Understanding Speech through the Skin

Abstract:

The challenges to communication faced by deaf/blind individuals are enormous. Without the availability of input through audition or vision, the sense of touch becomes the primary means of communication with the outside world. A variety of methods of communication that are based on stimulation of the tactual sensory system have been developed over the past century. These methods include both "artificial" tactual devices (designed to encode acoustic signals for display through stimulators applied to the skin) and "natural" methods of tactual communication (which have generally evolved within the deaf-blind community and require no special transformation devices).

Although substantial progress has been made in recent years on the development of artificial tactual aids to speech reception, the natural method of tactual speech reception referred to as "Tadoma" has led to the most successful results to date. In the Tadoma method, the deaf-blind person places a hand on the face and neck of the talker to monitor the various articulatory actions associated with speech production. The Tadoma method is important both in its demonstration of the potential of the tactual sense for communication and in its implications for the design of artificial sensory aids.

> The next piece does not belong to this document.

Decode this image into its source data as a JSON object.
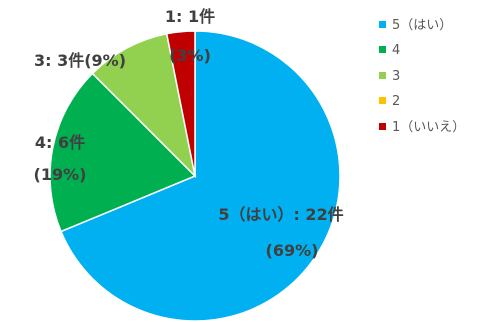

We will describe the results of studies conducted with a group of experienced deaf/blind users of the Tadoma method that document their abilities for speech reception, speech production, and linguistic competence. Information-transfer rates for speech reception through Tadoma will be compared to rates for other methods of natural tactual communication, including the tactual reception of sign language and fingerspelling. Finally, we will describe previous and ongoing efforts in the development and evaluation of artificial tactual devices for speech communication (including work with a synthetic Tadoma system and with a multi-finger tactual stimulating device) and compare results obtained with these displays to those obtained through Tadoma.